Menurut cerita almarhum ayah
saya, dulu Sang Kakek membelinya dari Kangjeng Gusti Pangeran Haryo (KGPH)
Joyokusumo, salah seorang Pangeran Kraton Kasunanan, putra Sunan Pakubuwana X. Singkat
cerita, tahun demi tahun berganti, Dalem Joyokusuman tidak lagi menjadi
kediaman Gusti Joyokusumo, berpindah kepemilikan hingga akhirnya sekarang di
kelola oleh Pemerintah Kota Surakarta. Rumah kakek saya masih bertahan,
sementara para tetangga di depan rumah sudah menjual rumahnya sekitar lima
belas tahun yang lalu. Hari ini depan rumah saya adalah lapangan berpaving yang
difungsikan sebagai lahan parkir.
Saya
yakin, apabila saya bertanya kepada mereka, mengapa mau merelakan tenaga seharian,
kehujanan, membuang waktu, dan meninggalkan rumah, pasti mereka akan menjawab
bahwa semua itu dilakukan demi mencukupi kebutuhan keluarga.
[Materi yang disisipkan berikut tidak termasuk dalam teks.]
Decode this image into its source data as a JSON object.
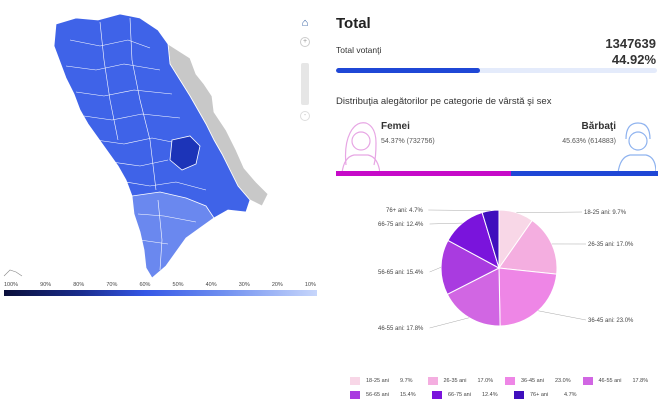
{
  "map": {
    "legend_labels": [
      "100%",
      "90%",
      "80%",
      "70%",
      "60%",
      "50%",
      "40%",
      "30%",
      "20%",
      "10%"
    ],
    "colors": {
      "dark": "#0a0f3a",
      "mid": "#3557e6",
      "light": "#c7d6fb",
      "gray": "#c8c8c8"
    }
  },
  "controls": {
    "home_icon": "home-icon",
    "zoom_in": "+",
    "zoom_out": "-"
  },
  "summary": {
    "title": "Total",
    "voters_label": "Total votanţi",
    "voters_count": "1347639",
    "voters_pct": "44.92%",
    "turnout_fraction": 0.4492
  },
  "distribution": {
    "title": "Distribuţia alegătorilor pe categorie de vârstă şi sex",
    "female_label": "Femei",
    "female_value": "54.37% (732756)",
    "female_fraction": 0.5437,
    "male_label": "Bărbaţi",
    "male_value": "45.63% (614883)",
    "female_color": "#c60ac8",
    "male_color": "#1f47d6"
  },
  "chart_data": {
    "type": "pie",
    "slices": [
      {
        "label": "18-25 ani",
        "value": 9.7,
        "display": "18-25 ani: 9.7%",
        "legend_value": "9.7%",
        "color": "#f8d7e7"
      },
      {
        "label": "26-35 ani",
        "value": 17.0,
        "display": "26-35 ani: 17.0%",
        "legend_value": "17.0%",
        "color": "#f4aee0"
      },
      {
        "label": "36-45 ani",
        "value": 23.0,
        "display": "36-45 ani: 23.0%",
        "legend_value": "23.0%",
        "color": "#ee86e6"
      },
      {
        "label": "46-55 ani",
        "value": 17.8,
        "display": "46-55 ani: 17.8%",
        "legend_value": "17.8%",
        "color": "#d166e3"
      },
      {
        "label": "56-65 ani",
        "value": 15.4,
        "display": "56-65 ani: 15.4%",
        "legend_value": "15.4%",
        "color": "#a93be0"
      },
      {
        "label": "66-75 ani",
        "value": 12.4,
        "display": "66-75 ani: 12.4%",
        "legend_value": "12.4%",
        "color": "#7a14dc"
      },
      {
        "label": "76+ ani",
        "value": 4.7,
        "display": "76+ ani: 4.7%",
        "legend_value": "4.7%",
        "color": "#3f0fbd"
      }
    ]
  }
}
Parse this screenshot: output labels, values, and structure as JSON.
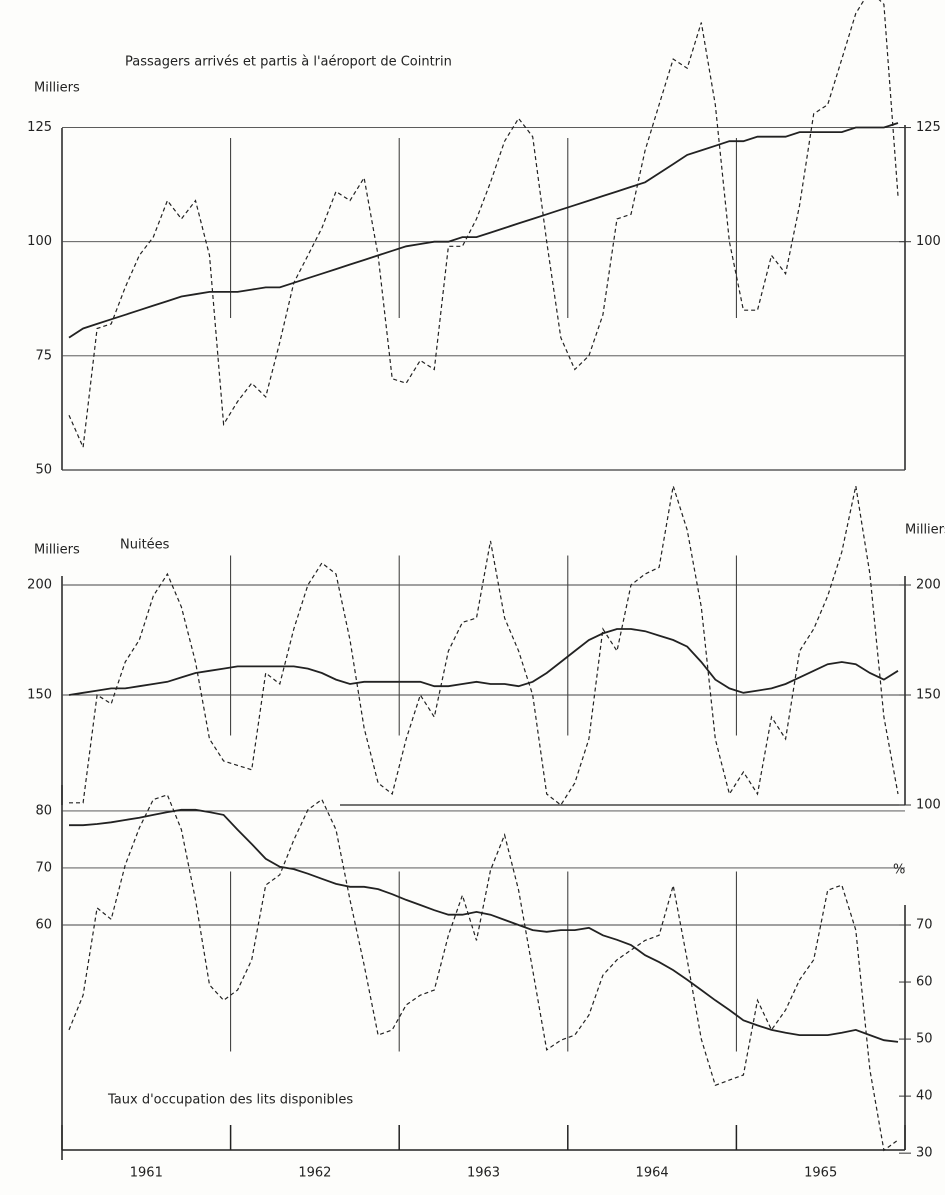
{
  "chart_data": [
    {
      "type": "line",
      "title": "Passagers arrivés et partis à l'aéroport de Cointrin",
      "y_label": "Milliers",
      "ylim": [
        50,
        156
      ],
      "yticks": [
        50,
        75,
        100,
        125
      ],
      "y2lim": [
        50,
        156
      ],
      "y2ticks": [
        100,
        125
      ],
      "series": [
        {
          "style": "dashed",
          "color": "#222222",
          "values": [
            62,
            55,
            81,
            82,
            90,
            97,
            101,
            109,
            105,
            109,
            97,
            60,
            65,
            69,
            66,
            78,
            91,
            97,
            103,
            111,
            109,
            114,
            97,
            70,
            69,
            74,
            72,
            99,
            99,
            105,
            113,
            122,
            127,
            123,
            100,
            79,
            72,
            75,
            84,
            105,
            106,
            120,
            130,
            140,
            138,
            148,
            130,
            100,
            85,
            85,
            97,
            93,
            108,
            128,
            130,
            140,
            150,
            155,
            152,
            110
          ]
        },
        {
          "style": "solid",
          "color": "#222222",
          "values": [
            79,
            81,
            82,
            83,
            84,
            85,
            86,
            87,
            88,
            88.5,
            89,
            89,
            89,
            89.5,
            90,
            90,
            91,
            92,
            93,
            94,
            95,
            96,
            97,
            98,
            99,
            99.5,
            100,
            100,
            101,
            101,
            102,
            103,
            104,
            105,
            106,
            107,
            108,
            109,
            110,
            111,
            112,
            113,
            115,
            117,
            119,
            120,
            121,
            122,
            122,
            123,
            123,
            123,
            124,
            124,
            124,
            124,
            125,
            125,
            125,
            126
          ]
        }
      ]
    },
    {
      "type": "line",
      "title": "Nuitées",
      "y_label": "Milliers",
      "y2_label": "Milliers",
      "ylim": [
        100,
        245
      ],
      "yticks": [
        150,
        200
      ],
      "y2lim": [
        100,
        245
      ],
      "y2ticks": [
        100,
        150,
        200
      ],
      "series": [
        {
          "style": "dashed",
          "color": "#222222",
          "values": [
            101,
            101,
            150,
            146,
            165,
            175,
            195,
            205,
            190,
            165,
            130,
            120,
            118,
            116,
            160,
            155,
            180,
            200,
            210,
            205,
            175,
            135,
            110,
            105,
            130,
            150,
            140,
            170,
            183,
            185,
            220,
            185,
            170,
            150,
            105,
            100,
            110,
            130,
            180,
            170,
            200,
            205,
            208,
            245,
            225,
            190,
            130,
            105,
            115,
            105,
            140,
            130,
            170,
            180,
            195,
            215,
            245,
            205,
            140,
            105
          ]
        },
        {
          "style": "solid",
          "color": "#222222",
          "values": [
            150,
            151,
            152,
            153,
            153,
            154,
            155,
            156,
            158,
            160,
            161,
            162,
            163,
            163,
            163,
            163,
            163,
            162,
            160,
            157,
            155,
            156,
            156,
            156,
            156,
            156,
            154,
            154,
            155,
            156,
            155,
            155,
            154,
            156,
            160,
            165,
            170,
            175,
            178,
            180,
            180,
            179,
            177,
            175,
            172,
            165,
            157,
            153,
            151,
            152,
            153,
            155,
            158,
            161,
            164,
            165,
            164,
            160,
            157,
            161
          ]
        }
      ]
    },
    {
      "type": "line",
      "title": "Taux d'occupation des lits disponibles",
      "y2_label": "%",
      "ylim": [
        18.8,
        88.4
      ],
      "yticks": [
        60,
        70,
        80
      ],
      "y2lim": [
        28.8,
        98.4
      ],
      "y2ticks": [
        30,
        40,
        50,
        60,
        70
      ],
      "categories": [
        null,
        null,
        null,
        null,
        null,
        null,
        "1961",
        null,
        null,
        null,
        null,
        null,
        null,
        null,
        null,
        null,
        null,
        null,
        "1962",
        null,
        null,
        null,
        null,
        null,
        null,
        null,
        null,
        null,
        null,
        null,
        "1963",
        null,
        null,
        null,
        null,
        null,
        null,
        null,
        null,
        null,
        null,
        null,
        "1964",
        null,
        null,
        null,
        null,
        null,
        null,
        null,
        null,
        null,
        null,
        null,
        "1965",
        null,
        null,
        null,
        null,
        null
      ],
      "series": [
        {
          "style": "dashed",
          "color": "#222222",
          "values": [
            41.6,
            47.7,
            63,
            61,
            70.5,
            77,
            82,
            82.8,
            76.7,
            64.4,
            49.5,
            46.8,
            48.6,
            53.9,
            67,
            68.8,
            74.9,
            80.2,
            82,
            76.7,
            64.4,
            53,
            40.7,
            41.6,
            46,
            47.7,
            48.6,
            58.2,
            65.2,
            57.3,
            69.6,
            75.8,
            66.1,
            52.1,
            38.1,
            39.8,
            40.7,
            44.2,
            51.2,
            53.9,
            55.6,
            57.3,
            58.2,
            66.9,
            53.9,
            40,
            31.9,
            32.8,
            33.7,
            46.8,
            41.6,
            45.1,
            50.4,
            53.9,
            66.1,
            67,
            59.1,
            34.6,
            20.5,
            22.3
          ]
        },
        {
          "style": "solid",
          "color": "#222222",
          "values": [
            77.5,
            77.5,
            77.7,
            78,
            78.4,
            78.8,
            79.3,
            79.8,
            80.2,
            80.2,
            79.8,
            79.3,
            76.7,
            74.2,
            71.6,
            70.2,
            69.8,
            69,
            68.1,
            67.2,
            66.7,
            66.7,
            66.3,
            65.4,
            64.4,
            63.5,
            62.6,
            61.8,
            61.8,
            62.3,
            61.8,
            60.9,
            60,
            59.1,
            58.8,
            59.1,
            59.1,
            59.5,
            58.2,
            57.4,
            56.5,
            54.7,
            53.5,
            52.1,
            50.4,
            48.6,
            46.8,
            45.1,
            43.3,
            42.4,
            41.6,
            41.1,
            40.7,
            40.7,
            40.7,
            41.1,
            41.6,
            40.7,
            39.8,
            39.5
          ]
        }
      ]
    }
  ]
}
Ya, itu mereka
yang menerima bayaran atas jasanya membantu persiapan acara ini. Sementara yang
lainnya, barangkali tergerak hatinya untuk terlibat karena loyalitas keorganisasian,
sebab rasa cintanya kepada Kota Surakarta yang hari ini berulangtahun, atau
numpang-nampang cari keramaian untuk menghibur diri yang sudah teramat payah
hidup dibawah tekanan sosial. Banyak orang berdatangan menengok jatah lapak
mereka, pengurus PKK Kelurahan se-Kota Surakarta dan lain sebagainya yang turut
terlibat dan mendapat satu tempat. Mereka tampak sangat berbahagia, terpancar
dari tawa dan tingkah lakunya, mengabadikan gambar, mondar-mandir tidak
penting, persis seperti orang yang baru
pertama menjumpai keramaian yang menakjubkan. Tentunya rata-rata dari
mereka adalah penduduk Surakarta dan sekitarnya.
Konon
menurut kabar yang pernah saya dengar dari salah seorang warga kelurahan
Jagalan, sejarah acara jenang ini berasal dari kampung tersebut. Saya sudah
agak lupa bagaimana persisnya cerita itu, yang pasti pada akhirnya buah karya
warga kelurahan tersebut diambil oleh pemerintah kota dan dijadikan festival
tahunan kota ini. Sudah menjadi hal yang lumrah di negara yang tidak memiliki
laboratorium dan strategi kebudayaan. Pemerintah akan melirik segala sesuatu
yang dirintis masyarakat dan dirasa dapat “dijual” untuk kemudian mereka
kembangkan kalau bukannya “diproyekkan”. Apapun itu, persetan, memang begitu
sistem yang dianut pemerintah kita, barangkali lebih murah daripada harus
menghidupi orang-orang yang khusus memikirkan inovasi dan strategi kebudayaan
untuk kepentingan negara dan masyarakatnya.
Kebijakan
Yang Tidak Pernah Bijak Tentang Kebudayaan
Sayangnya
saya tidak mau tahu siapa panitia penyelenggara Festival Jenang tahun ini,
siapa saja oknum-oknum yang terlibat di dalamnya, mulai dari penanggungjawab, ketua
panitia hingga jongos bayaran yang menyerahkan tenaganya untuk mendirikan lapak
dan panggung serta hiasan-hiasan standar acara pemerintah kota. Tapi, satu hal yang
pasti, rumah saya ditutup dengan spanduk yang sangat panjang dan lebar hingga
tidak terlihat. Apa maksudnya saya kurang tahu, pikir saya, biarlah, demi kebahagiaan
masyarakat dan kebanggaan pemerintah, toh cuma satu atau dua hari. Terlebih lagi
ini hari jadi kota, berkorban sedikit tidak masalah, masih untung jika
dibanding mereka yang rumahnya berada di bantaran sungai atau di lahan-lahan
sengketa yang harus tergusur, setelah mereka terusir tempat tersebut di sulap
menjadi tempat umum yang pengelolaannya dibawah dinas-dinas pemerintah kota. Ya,
tempat umum, seperti taman, objek wisata, dan lahan parkir yang mengundang
masyarakat untuk berbahagia dan menikmati hasil pembangunan diatas penderitaan
tersebut. Penderitaan segelintir orang yang juga berasal dari kota yang sama.
Bicara
soal kebijakan, khususnya yang berkaitan dengan seni dan budaya, rasanya
dinas-dinas terkait mana pernah bijak. Dasar-dasar yang digunakan untuk membuat
program, baik itu yang sifatnya fisik maupun non-fisik selalu saja asal-asalan.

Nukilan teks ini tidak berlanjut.